Gwyn Hyman Rubio was born in Macon, Georgia. She is the daughter of Mac Hyman, the author of No Time For Sergeants, the best-selling novel which was later made into a film starring Andy Griffith. She has had short fiction published in literary journals and anthologies, and her writing has been awarded grants from the Kentucky Arts Council and the Kentucky Foundation for Women. She and her husband, Angel, live in Berea, Kentucky.
— Gwyn Hyman Rubio, author
How a Special Girl Comes to Life
"I always knew I was going to write about a little girl who was different. I grew up with epilepsy in rural South Georgia. I decided to give my little girl a neurological disorder that would set her even more apart."
"I knew I was going to give my little girl Tourette Syndrome, and I knew a lot about her — but I didn't have a name. So, one day my husband and I were walking in the cemetery — it's not a strange thing to do in [our town] — and our eyes simultaneously fell upon the marker 'Icy'."
"And then, a few markers down, we saw 'Sparks' and that was that. My little girl's name would be 'Icy Sparks.' The next day I began my novel, and the words just flowed easily for me."
"I had a young cousin, Rachel, who died tragically at age 20. She was into performing arts, and had a beautiful voice — a lot of energy. And she had that beautiful, yellow, golden hair. So, that's when I thought about Icy. I decided to tap into Rachel's energy."
Keeping the Reader in Suspense
"I waited until the end [of the book] to let the reader know what was wrong with Icy. You don't know until the epilogue that Icy has Tourette Syndrome. I did that deliberately, because I wanted people to grow to love her."

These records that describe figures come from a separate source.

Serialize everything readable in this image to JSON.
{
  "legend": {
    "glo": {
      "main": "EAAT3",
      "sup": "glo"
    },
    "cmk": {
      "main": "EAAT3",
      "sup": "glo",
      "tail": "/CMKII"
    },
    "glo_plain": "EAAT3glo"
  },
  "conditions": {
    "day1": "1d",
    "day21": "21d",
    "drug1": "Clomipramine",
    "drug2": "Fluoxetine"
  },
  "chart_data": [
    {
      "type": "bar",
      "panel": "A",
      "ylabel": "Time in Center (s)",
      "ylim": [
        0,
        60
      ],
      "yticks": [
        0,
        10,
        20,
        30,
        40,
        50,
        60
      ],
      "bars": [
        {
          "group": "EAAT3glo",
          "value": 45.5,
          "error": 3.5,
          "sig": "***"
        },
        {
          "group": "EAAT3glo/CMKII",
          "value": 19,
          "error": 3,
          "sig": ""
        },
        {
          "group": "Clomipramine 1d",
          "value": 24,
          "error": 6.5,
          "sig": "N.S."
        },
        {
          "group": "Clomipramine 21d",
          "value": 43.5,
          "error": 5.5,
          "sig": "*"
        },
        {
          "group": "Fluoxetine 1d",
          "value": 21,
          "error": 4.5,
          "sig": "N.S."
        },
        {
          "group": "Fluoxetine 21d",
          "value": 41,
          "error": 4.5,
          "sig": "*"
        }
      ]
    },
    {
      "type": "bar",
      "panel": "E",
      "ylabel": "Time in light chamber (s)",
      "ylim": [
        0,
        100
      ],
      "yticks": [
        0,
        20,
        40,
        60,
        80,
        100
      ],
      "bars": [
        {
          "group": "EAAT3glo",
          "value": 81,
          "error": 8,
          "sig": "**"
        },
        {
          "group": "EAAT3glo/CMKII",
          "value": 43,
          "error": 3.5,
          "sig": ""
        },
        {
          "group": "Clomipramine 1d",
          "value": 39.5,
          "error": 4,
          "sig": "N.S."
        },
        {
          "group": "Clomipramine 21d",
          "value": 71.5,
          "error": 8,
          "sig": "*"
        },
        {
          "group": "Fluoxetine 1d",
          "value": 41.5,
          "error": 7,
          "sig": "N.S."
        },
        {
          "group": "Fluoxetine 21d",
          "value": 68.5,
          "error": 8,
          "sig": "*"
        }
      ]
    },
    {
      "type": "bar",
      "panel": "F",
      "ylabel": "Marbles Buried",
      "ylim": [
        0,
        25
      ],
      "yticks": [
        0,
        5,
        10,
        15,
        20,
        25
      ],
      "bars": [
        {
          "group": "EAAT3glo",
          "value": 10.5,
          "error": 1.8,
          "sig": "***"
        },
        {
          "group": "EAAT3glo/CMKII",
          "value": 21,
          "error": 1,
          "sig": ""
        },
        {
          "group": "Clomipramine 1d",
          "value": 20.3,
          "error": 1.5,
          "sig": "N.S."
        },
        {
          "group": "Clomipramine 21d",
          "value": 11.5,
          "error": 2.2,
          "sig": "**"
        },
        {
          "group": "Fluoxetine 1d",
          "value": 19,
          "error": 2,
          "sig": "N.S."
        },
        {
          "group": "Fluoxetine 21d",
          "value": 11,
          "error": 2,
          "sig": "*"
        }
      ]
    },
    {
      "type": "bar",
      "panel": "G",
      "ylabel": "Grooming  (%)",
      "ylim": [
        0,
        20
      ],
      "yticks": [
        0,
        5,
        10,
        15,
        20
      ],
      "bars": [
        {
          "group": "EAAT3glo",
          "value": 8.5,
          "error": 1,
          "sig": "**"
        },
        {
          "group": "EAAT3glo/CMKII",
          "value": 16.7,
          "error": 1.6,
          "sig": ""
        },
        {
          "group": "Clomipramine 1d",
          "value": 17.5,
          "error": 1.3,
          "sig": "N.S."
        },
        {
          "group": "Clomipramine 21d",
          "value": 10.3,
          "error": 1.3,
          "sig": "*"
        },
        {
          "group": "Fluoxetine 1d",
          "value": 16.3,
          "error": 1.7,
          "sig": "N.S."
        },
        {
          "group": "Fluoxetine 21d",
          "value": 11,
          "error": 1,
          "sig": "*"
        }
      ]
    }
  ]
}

"A novel writes itself. I thought the novel would end on a sad note. But as I wrote the novel, I began to feel healed, because Icy was feeling healed. And at one point, she just took a hold of my heart. She led me into a positive direction and into a hopeful ending."
Through her grandparents' memories of her mother and father, Icy learns that she was born "a frog child from Icy Creek" with eyes the color of heaven's "golden light." In what way does the mythology of her birth help Icy to accept her affliction?
Why does Icy compound the consequences of her fits by lying; either denying they happened or fabricating excuses for her outbursts? Is this a symptom of her Tourettes or a reaction to it?
Do you agree with Miss Emily's assessment that Icy's affliction is similar to her own? Should people who are "different" form a community with one another? Should Icy have been less critical of Miss Emily's weight problem? Lane's effeminate behavior? Peavy's "frog" eyes?
Icy's Tourettes makes it difficult for her to keep any secrets. Yet she never reveals what she saw Mamie Tillman do near Little Turtle Pond. Why?
Was Icy's confinement in the Bluegrass State Hospital ultimately a good or bad experience? Would she have considered becoming a therapist if she hadn't met Maizy and Rose?
Icy's fits are often precipitated by people who-even if they're pretending to be "syrup" like Mrs. Stilton-don't have her best intentions at heart. When she runs into him grown-up and "beautiful," does Peavy Lawson fall into this category?
When Patanni dies, Icy's relationship with Matanni changes. How does this help Icy to make the transition into adulthood?
What is it that allows the normally reticent Icy to "find" her voice in song at the revival meeting? When Icy becomes a therapist, why do "children as silent as stone" sing for her?
Icy's outbursts are usually violent and profane. How does Rubio use humor to offset some of her more harrowing moments?
Icy live almost eight years of her life not knowing that her tics and pops are symptoms of Tourettes-a neurological disorder. Neither Icy, nor her family, nor the members of her rural Kentucky community know whether she's ill, "crazy," or "possessed." If she had been diagnosed, would Icy's childhood have been any easier? Would the townspeople have been kinder or would they still have shunned her as "different"?